It turns out no matter which company I join, I end up doing performance tuning work. Here’s some funny thing about what we encountered at Ariba.
Memory Issue
Our company is using its own ORM (Object-Rational-Mapping) technology and it seems to be a little out-dated. We were using a “framework” in our code to convert an object to another object (for the OData protocol, called OData-fication). It seems our framework is triggering a “reconstitution” of objects - which eagerly loads all the objects related to the current object being inspected. Considering the complex business logic of procurement system, usually it loads thousands of objects. This can cause a delay of a few seconds (since usually, if you get a list of objects, it will be multiplied). The solution was kind of simple, create a new Pojo and copy only the required fields of the object then pass the Pojo to the framework.
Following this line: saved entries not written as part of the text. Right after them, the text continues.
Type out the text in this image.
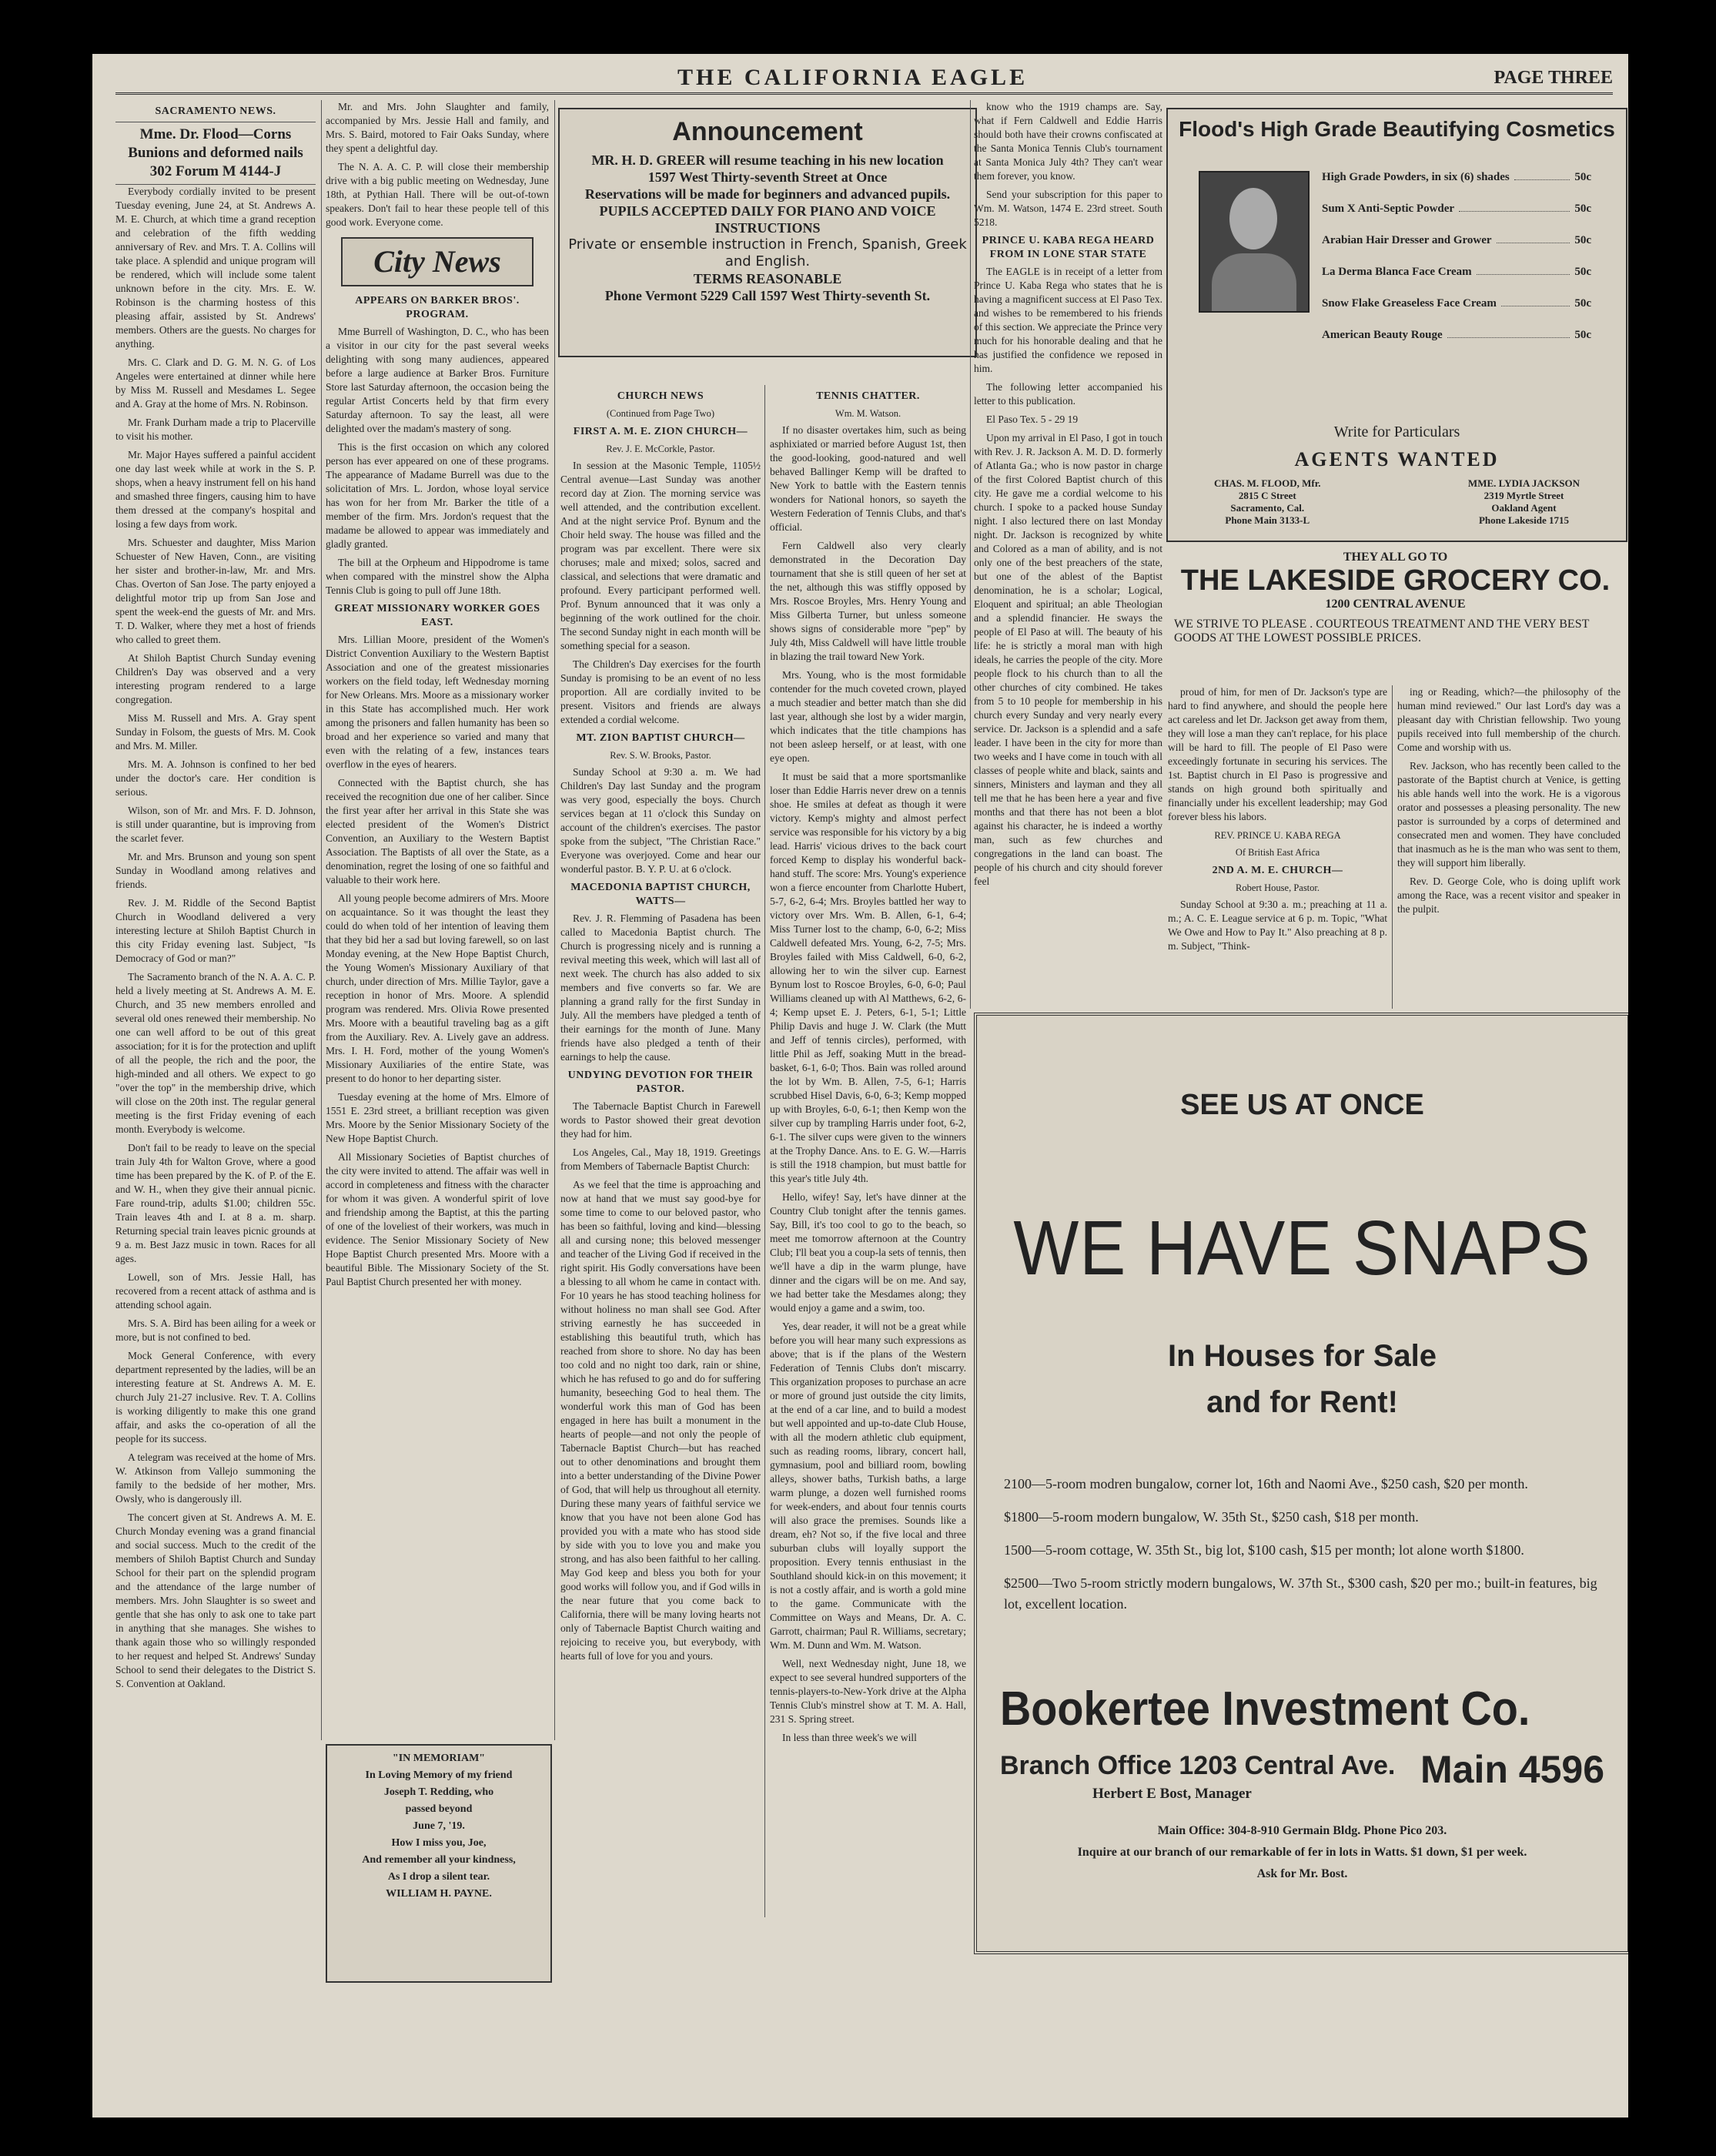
THE CALIFORNIA EAGLE	PAGE THREE
SACRAMENTO NEWS.
Mme. Dr. Flood—Corns
Bunions and deformed nails
302 Forum M 4144-J

Everybody cordially invited to be present Tuesday evening, June 24, at St. Andrews A. M. E. Church, at which time a grand reception and celebration of the fifth wedding anniversary of Rev. and Mrs. T. A. Collins will take place. A splendid and unique program will be rendered, which will include some talent unknown before in the city. Mrs. E. W. Robinson is the charming hostess of this pleasing affair, assisted by St. Andrews' members. Others are the guests. No charges for anything.

Mrs. C. Clark and D. G. M. N. G. of Los Angeles were entertained at dinner while here by Miss M. Russell and Mesdames L. Segee and A. Gray at the home of Mrs. N. Robinson.

Mr. Frank Durham made a trip to Placerville to visit his mother.

Mr. Major Hayes suffered a painful accident one day last week while at work in the S. P. shops, when a heavy instrument fell on his hand and smashed three fingers, causing him to have them dressed at the company's hospital and losing a few days from work.

Mrs. Schuester and daughter, Miss Marion Schuester of New Haven, Conn., are visiting her sister and brother-in-law, Mr. and Mrs. Chas. Overton of San Jose. The party enjoyed a delightful motor trip up from San Jose and spent the week-end the guests of Mr. and Mrs. T. D. Walker, where they met a host of friends who called to greet them.

At Shiloh Baptist Church Sunday evening Children's Day was observed and a very interesting program rendered to a large congregation.

Miss M. Russell and Mrs. A. Gray spent Sunday in Folsom, the guests of Mrs. M. Cook and Mrs. M. Miller.

Mrs. M. A. Johnson is confined to her bed under the doctor's care. Her condition is serious.

Wilson, son of Mr. and Mrs. F. D. Johnson, is still under quarantine, but is improving from the scarlet fever.

Mr. and Mrs. Brunson and young son spent Sunday in Woodland among relatives and friends.

Rev. J. M. Riddle of the Second Baptist Church in Woodland delivered a very interesting lecture at Shiloh Baptist Church in this city Friday evening last. Subject, "Is Democracy of God or man?"

The Sacramento branch of the N. A. A. C. P. held a lively meeting at St. Andrews A. M. E. Church, and 35 new members enrolled and several old ones renewed their membership. No one can well afford to be out of this great association; for it is for the protection and uplift of all the people, the rich and the poor, the high-minded and all others. We expect to go "over the top" in the membership drive, which will close on the 20th inst. The regular general meeting is the first Friday evening of each month. Everybody is welcome.

Don't fail to be ready to leave on the special train July 4th for Walton Grove, where a good time has been prepared by the K. of P. of the E. and W. H., when they give their annual picnic. Fare round-trip, adults $1.00; children 55c. Train leaves 4th and I. at 8 a. m. sharp. Returning special train leaves picnic grounds at 9 a. m. Best Jazz music in town. Races for all ages.

Lowell, son of Mrs. Jessie Hall, has recovered from a recent attack of asthma and is attending school again.

Mrs. S. A. Bird has been ailing for a week or more, but is not confined to bed.

Mock General Conference, with every department represented by the ladies, will be an interesting feature at St. Andrews A. M. E. church July 21-27 inclusive. Rev. T. A. Collins is working diligently to make this one grand affair, and asks the co-operation of all the people for its success.

A telegram was received at the home of Mrs. W. Atkinson from Vallejo summoning the family to the bedside of her mother, Mrs. Owsly, who is dangerously ill.

The concert given at St. Andrews A. M. E. Church Monday evening was a grand financial and social success. Much to the credit of the members of Shiloh Baptist Church and Sunday School for their part on the splendid program and the attendance of the large number of members. Mrs. John Slaughter is so sweet and gentle that she has only to ask one to take part in anything that she manages. She wishes to thank again those who so willingly responded to her request and helped St. Andrews' Sunday School to send their delegates to the District S. S. Convention at Oakland.

Mr. and Mrs. John Slaughter and family, accompanied by Mrs. Jessie Hall and family, and Mrs. S. Baird, motored to Fair Oaks Sunday, where they spent a delightful day.

The N. A. A. C. P. will close their membership drive with a big public meeting on Wednesday, June 18th, at Pythian Hall. There will be out-of-town speakers. Don't fail to hear these people tell of this good work. Everyone come.

City News
APPEARS ON BARKER BROS'. PROGRAM.

Mme Burrell of Washington, D. C., who has been a visitor in our city for the past several weeks delighting with song many audiences, appeared before a large audience at Barker Bros. Furniture Store last Saturday afternoon, the occasion being the regular Artist Concerts held by that firm every Saturday afternoon. To say the least, all were delighted over the madam's mastery of song.

This is the first occasion on which any colored person has ever appeared on one of these programs. The appearance of Madame Burrell was due to the solicitation of Mrs. L. Jordon, whose loyal service has won for her from Mr. Barker the title of a member of the firm. Mrs. Jordon's request that the madame be allowed to appear was immediately and gladly granted.

The bill at the Orpheum and Hippodrome is tame when compared with the minstrel show the Alpha Tennis Club is going to pull off June 18th.

GREAT MISSIONARY WORKER GOES EAST.

Mrs. Lillian Moore, president of the Women's District Convention Auxiliary to the Western Baptist Association and one of the greatest missionaries workers on the field today, left Wednesday morning for New Orleans. Mrs. Moore as a missionary worker in this State has accomplished much. Her work among the prisoners and fallen humanity has been so broad and her experience so varied and many that even with the relating of a few, instances tears overflow in the eyes of hearers.

Connected with the Baptist church, she has received the recognition due one of her caliber. Since the first year after her arrival in this State she was elected president of the Women's District Convention, an Auxiliary to the Western Baptist Association. The Baptists of all over the State, as a denomination, regret the losing of one so faithful and valuable to their work here.

All young people become admirers of Mrs. Moore on acquaintance. So it was thought the least they could do when told of her intention of leaving them that they bid her a sad but loving farewell, so on last Monday evening, at the New Hope Baptist Church, the Young Women's Missionary Auxiliary of that church, under direction of Mrs. Millie Taylor, gave a reception in honor of Mrs. Moore. A splendid program was rendered. Mrs. Olivia Rowe presented Mrs. Moore with a beautiful traveling bag as a gift from the Auxiliary. Rev. A. Lively gave an address. Mrs. I. H. Ford, mother of the young Women's Missionary Auxiliaries of the entire State, was present to do honor to her departing sister.

Tuesday evening at the home of Mrs. Elmore of 1551 E. 23rd street, a brilliant reception was given Mrs. Moore by the Senior Missionary Society of the New Hope Baptist Church.

All Missionary Societies of Baptist churches of the city were invited to attend. The affair was well in accord in completeness and fitness with the character for whom it was given. A wonderful spirit of love and friendship among the Baptist, at this the parting of one of the loveliest of their workers, was much in evidence. The Senior Missionary Society of New Hope Baptist Church presented Mrs. Moore with a beautiful Bible. The Missionary Society of the St. Paul Baptist Church presented her with money.

"IN MEMORIAM"
In Loving Memory of my friend
Joseph T. Redding, who
passed beyond
June 7, '19.
How I miss you, Joe,
And remember all your kindness,
As I drop a silent tear.
WILLIAM H. PAYNE.
Announcement
MR. H. D. GREER will resume teaching in his new location
1597 West Thirty-seventh Street at Once
Reservations will be made for beginners and advanced pupils.
PUPILS ACCEPTED DAILY FOR PIANO AND VOICE INSTRUCTIONS
Private or ensemble instruction in French, Spanish, Greek and English.
TERMS REASONABLE
Phone Vermont 5229 Call 1597 West Thirty-seventh St.
CHURCH NEWS
(Continued from Page Two)
FIRST A. M. E. ZION CHURCH—
Rev. J. E. McCorkle, Pastor.

In session at the Masonic Temple, 1105½ Central avenue—Last Sunday was another record day at Zion. The morning service was well attended, and the contribution excellent. And at the night service Prof. Bynum and the Choir held sway. The house was filled and the program was par excellent. There were six choruses; male and mixed; solos, sacred and classical, and selections that were dramatic and profound. Every participant performed well. Prof. Bynum announced that it was only a beginning of the work outlined for the choir. The second Sunday night in each month will be something special for a season.

The Children's Day exercises for the fourth Sunday is promising to be an event of no less proportion. All are cordially invited to be present. Visitors and friends are always extended a cordial welcome.

MT. ZION BAPTIST CHURCH—
Rev. S. W. Brooks, Pastor.

Sunday School at 9:30 a. m. We had Children's Day last Sunday and the program was very good, especially the boys. Church services began at 11 o'clock this Sunday on account of the children's exercises. The pastor spoke from the subject, "The Christian Race." Everyone was overjoyed. Come and hear our wonderful pastor. B. Y. P. U. at 6 o'clock.

MACEDONIA BAPTIST CHURCH, WATTS—

Rev. J. R. Flemming of Pasadena has been called to Macedonia Baptist church. The Church is progressing nicely and is running a revival meeting this week, which will last all of next week. The church has also added to six members and five converts so far. We are planning a grand rally for the first Sunday in July. All the members have pledged a tenth of their earnings for the month of June. Many friends have also pledged a tenth of their earnings to help the cause.

UNDYING DEVOTION FOR THEIR PASTOR.

The Tabernacle Baptist Church in Farewell words to Pastor showed their great devotion they had for him.

Los Angeles, Cal., May 18, 1919. Greetings from Members of Tabernacle Baptist Church:

As we feel that the time is approaching and now at hand that we must say good-bye for some time to come to our beloved pastor, who has been so faithful, loving and kind—blessing all and cursing none; this beloved messenger and teacher of the Living God if received in the right spirit. His Godly conversations have been a blessing to all whom he came in contact with. For 10 years he has stood teaching holiness for without holiness no man shall see God. After striving earnestly he has succeeded in establishing this beautiful truth, which has reached from shore to shore. No day has been too cold and no night too dark, rain or shine, which he has refused to go and do for suffering humanity, beseeching God to heal them. The wonderful work this man of God has been engaged in here has built a monument in the hearts of people—and not only the people of Tabernacle Baptist Church—but has reached out to other denominations and brought them into a better understanding of the Divine Power of God, that will help us throughout all eternity. During these many years of faithful service we know that you have not been alone God has provided you with a mate who has stood side by side with you to love you and make you strong, and has also been faithful to her calling. May God keep and bless you both for your good works will follow you, and if God wills in the near future that you come back to California, there will be many loving hearts not only of Tabernacle Baptist Church waiting and rejoicing to receive you, but everybody, with hearts full of love for you and yours.

TENNIS CHATTER.
Wm. M. Watson.

If no disaster overtakes him, such as being asphixiated or married before August 1st, then the good-looking, good-natured and well behaved Ballinger Kemp will be drafted to New York to battle with the Eastern tennis wonders for National honors, so sayeth the Western Federation of Tennis Clubs, and that's official.

Fern Caldwell also very clearly demonstrated in the Decoration Day tournament that she is still queen of her set at the net, although this was stiffly opposed by Mrs. Roscoe Broyles, Mrs. Henry Young and Miss Gilberta Turner, but unless someone shows signs of considerable more "pep" by July 4th, Miss Caldwell will have little trouble in blazing the trail toward New York.

Mrs. Young, who is the most formidable contender for the much coveted crown, played a much steadier and better match than she did last year, although she lost by a wider margin, which indicates that the title champions has not been asleep herself, or at least, with one eye open.

It must be said that a more sportsmanlike loser than Eddie Harris never drew on a tennis shoe. He smiles at defeat as though it were victory. Kemp's mighty and almost perfect service was responsible for his victory by a big lead. Harris' vicious drives to the back court forced Kemp to display his wonderful back-hand stuff. The score: Mrs. Young's experience won a fierce encounter from Charlotte Hubert, 5-7, 6-2, 6-4; Mrs. Broyles battled her way to victory over Mrs. Wm. B. Allen, 6-1, 6-4; Miss Turner lost to the champ, 6-0, 6-2; Miss Caldwell defeated Mrs. Young, 6-2, 7-5; Mrs. Broyles failed with Miss Caldwell, 6-0, 6-2, allowing her to win the silver cup. Earnest Bynum lost to Roscoe Broyles, 6-0, 6-0; Paul Williams cleaned up with Al Matthews, 6-2, 6-4; Kemp upset E. J. Peters, 6-1, 5-1; Little Philip Davis and huge J. W. Clark (the Mutt and Jeff of tennis circles), performed, with little Phil as Jeff, soaking Mutt in the bread-basket, 6-1, 6-0; Thos. Bain was rolled around the lot by Wm. B. Allen, 7-5, 6-1; Harris scrubbed Hisel Davis, 6-0, 6-3; Kemp mopped up with Broyles, 6-0, 6-1; then Kemp won the silver cup by trampling Harris under foot, 6-2, 6-1. The silver cups were given to the winners at the Trophy Dance. Ans. to E. G. W.—Harris is still the 1918 champion, but must battle for this year's title July 4th.

Hello, wifey! Say, let's have dinner at the Country Club tonight after the tennis games. Say, Bill, it's too cool to go to the beach, so meet me tomorrow afternoon at the Country Club; I'll beat you a coup-la sets of tennis, then we'll have a dip in the warm plunge, have dinner and the cigars will be on me. And say, we had better take the Mesdames along; they would enjoy a game and a swim, too.

Yes, dear reader, it will not be a great while before you will hear many such expressions as above; that is if the plans of the Western Federation of Tennis Clubs don't miscarry. This organization proposes to purchase an acre or more of ground just outside the city limits, at the end of a car line, and to build a modest but well appointed and up-to-date Club House, with all the modern athletic club equipment, such as reading rooms, library, concert hall, gymnasium, pool and billiard room, bowling alleys, shower baths, Turkish baths, a large warm plunge, a dozen well furnished rooms for week-enders, and about four tennis courts will also grace the premises. Sounds like a dream, eh? Not so, if the five local and three suburban clubs will loyally support the proposition. Every tennis enthusiast in the Southland should kick-in on this movement; it is not a costly affair, and is worth a gold mine to the game. Communicate with the Committee on Ways and Means, Dr. A. C. Garrott, chairman; Paul R. Williams, secretary; Wm. M. Dunn and Wm. M. Watson.

Well, next Wednesday night, June 18, we expect to see several hundred supporters of the tennis-players-to-New-York drive at the Alpha Tennis Club's minstrel show at T. M. A. Hall, 231 S. Spring street.

In less than three week's we will

know who the 1919 champs are. Say, what if Fern Caldwell and Eddie Harris should both have their crowns confiscated at the Santa Monica Tennis Club's tournament at Santa Monica July 4th? They can't wear them forever, you know.

Send your subscription for this paper to Wm. M. Watson, 1474 E. 23rd street. South 5218.

PRINCE U. KABA REGA HEARD FROM IN LONE STAR STATE

The EAGLE is in receipt of a letter from Prince U. Kaba Rega who states that he is having a magnificent success at El Paso Tex. and wishes to be remembered to his friends of this section. We appreciate the Prince very much for his honorable dealing and that he has justified the confidence we reposed in him.

The following letter accompanied his letter to this publication.

El Paso Tex. 5 - 29 19

Upon my arrival in El Paso, I got in touch with Rev. J. R. Jackson A. M. D. D. formerly of Atlanta Ga.; who is now pastor in charge of the first Colored Baptist church of this city. He gave me a cordial welcome to his church. I spoke to a packed house Sunday night. I also lectured there on last Monday night. Dr. Jackson is recognized by white and Colored as a man of ability, and is not only one of the best preachers of the state, but one of the ablest of the Baptist denomination, he is a scholar; Logical, Eloquent and spiritual; an able Theologian and a splendid financier. He sways the people of El Paso at will. The beauty of his life: he is strictly a moral man with high ideals, he carries the people of the city. More people flock to his church than to all the other churches of city combined. He takes from 5 to 10 people for membership in his church every Sunday and very nearly every service. Dr. Jackson is a splendid and a safe leader. I have been in the city for more than two weeks and I have come in touch with all classes of people white and black, saints and sinners, Ministers and layman and they all tell me that he has been here a year and five months and that there has not been a blot against his character, he is indeed a worthy man, such as few churches and congregations in the land can boast. The people of his church and city should forever feel

Flood's High Grade Beautifying Cosmetics
High Grade Powders, in six (6) shades	50c
Sum X Anti-Septic Powder	50c
Arabian Hair Dresser and Grower	50c
La Derma Blanca Face Cream	50c
Snow Flake Greaseless Face Cream	50c
American Beauty Rouge	50c
Write for Particulars
AGENTS WANTED
CHAS. M. FLOOD, Mfr.
2815 C Street
Sacramento, Cal.
Phone Main 3133-L
MME. LYDIA JACKSON
2319 Myrtle Street
Oakland Agent
Phone Lakeside 1715
THEY ALL GO TO
THE LAKESIDE GROCERY CO.
1200 CENTRAL AVENUE
WE STRIVE TO PLEASE . COURTEOUS TREATMENT AND THE VERY BEST GOODS AT THE LOWEST POSSIBLE PRICES.

proud of him, for men of Dr. Jackson's type are hard to find anywhere, and should the people here act careless and let Dr. Jackson get away from them, they will lose a man they can't replace, for his place will be hard to fill. The people of El Paso were exceedingly fortunate in securing his services. The 1st. Baptist church in El Paso is progressive and stands on high ground both spiritually and financially under his excellent leadership; may God forever bless his labors.

REV. PRINCE U. KABA REGA
Of British East Africa
2ND A. M. E. CHURCH—
Robert House, Pastor.

Sunday School at 9:30 a. m.; preaching at 11 a. m.; A. C. E. League service at 6 p. m. Topic, "What We Owe and How to Pay It." Also preaching at 8 p. m. Subject, "Think-

ing or Reading, which?—the philosophy of the human mind reviewed." Our last Lord's day was a pleasant day with Christian fellowship. Two young pupils received into full membership of the church. Come and worship with us.

Rev. Jackson, who has recently been called to the pastorate of the Baptist church at Venice, is getting his able hands well into the work. He is a vigorous orator and possesses a pleasing personality. The new pastor is surrounded by a corps of determined and consecrated men and women. They have concluded that inasmuch as he is the man who was sent to them, they will support him liberally.

Rev. D. George Cole, who is doing uplift work among the Race, was a recent visitor and speaker in the pulpit.

SEE US AT ONCE
WE HAVE SNAPS
In Houses for Sale
and for Rent!
2100—5-room modren bungalow, corner lot, 16th and Naomi Ave., $250 cash, $20 per month.
$1800—5-room modern bungalow, W. 35th St., $250 cash, $18 per month.
1500—5-room cottage, W. 35th St., big lot, $100 cash, $15 per month; lot alone worth $1800.
$2500—Two 5-room strictly modern bungalows, W. 37th St., $300 cash, $20 per mo.; built-in features, big lot, excellent location.
Bookertee Investment Co.
Branch Office 1203 Central Ave. Main 4596
Herbert E Bost, Manager
Main Office: 304-8-910 Germain Bldg. Phone Pico 203.
Inquire at our branch of our remarkable of fer in lots in Watts. $1 down, $1 per week.
Ask for Mr. Bost.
Apache/Tomcat Saturation Issue
I’m surprised to see we are still using an old version of apache since I assume most people would be using nginx etc as web server. We are running apache in *prefork* mode. These apache clusters do two things: terminate SSL, load balancing through mod_jk to tomcat. Each tomcat is configured with around 1000 max clients, while the tomcat at the backend are configured with max threads also around 1000. This sounds like we can handle at least 1000 users simultaneously per instance-pair. However, the real setting is we have 4 apache servers and 6 tomcat instances in our perf testing environment. The problem is, the mod_jk which talks to tomcat is configured to be “optimizing” the connection, means, the connection will be kept alive. Now, when a request comes to apache, it randomly choose on tomcat and send the request. With time goes, each apache process (since we are preforking) will have 6 mod_jk connections to each tomcat server. The funny thing is, each connection on the tomcat side will consume a thread but at one particular time, only 1 tomcat of these 6 connections will be working, other 5 will be just idling. That also means, 5/6 of the threads on the tomcat are doing nothing…so for a cluster of 6 tomcats, we can only serve 1000 users instead of 6000 or at least 4000 users (apache). It actually become worse since more tomcat get saturated, apache seems to be choking as well and the response time etc will be very very bad.
The solution was kind of stupid - don’t use keep alive for mod_jk. Although the mod_jk settings page says this will have strong performance impact, it is still much better than the ‘keep-alive’ behavior. We’ll seek for better options in the future :)
Cache synchronization
It’s a simple problem. Someone developed a cache by extending HashMap. He synchronized the get and put methods, and in each of the method, do two kinds of things: encryption/decryption and file IO. This is killing the app. 1/3 of the time, the threads are waiting to get a lock to access the cache. It is even worse than disabling it. and that was our solution.
Over Design
SOA is a good idea, however, in our case, it doesn’t make sense for us to make 3 http (over SSL) requests for each user’s call. It would be much simpler to just go to database and authenticate the user instead of make an HTTP call and go to database again, while the HTTP call is calling the same application itself!
Package drop and TCP retransmission
I’m surprised to see how much impact package dropping can bring to an app. We were having some small package drops in our production system only and it causes huge delay in the response time of the application. By huge I mean 15-60 seconds of delay. And when it comes to mobile, user will be keeping seeing a spinner (it is blue, we call it the death blue circle) quite often. The slowness was discovered by correlating the two requests/responses from one server to the other. (we reduced the HTTP call from 3 to 1) The response time on the backend server is something around 8-10ms, while at the frontend server, it shows the response comes back after a long delay (15-60s). We really did a tcpdump of production system while keep sending a request to the server using a simulator. It wasn’t too hard to figure out the TCP retransmission is the root cause of all these problems. I’m just surprised to see another problem due the age of the system. We should really give these kind of platform maintenance to PAAS/IAAS companies. PS. Wireshark is really the swissknife for network troubleshooting.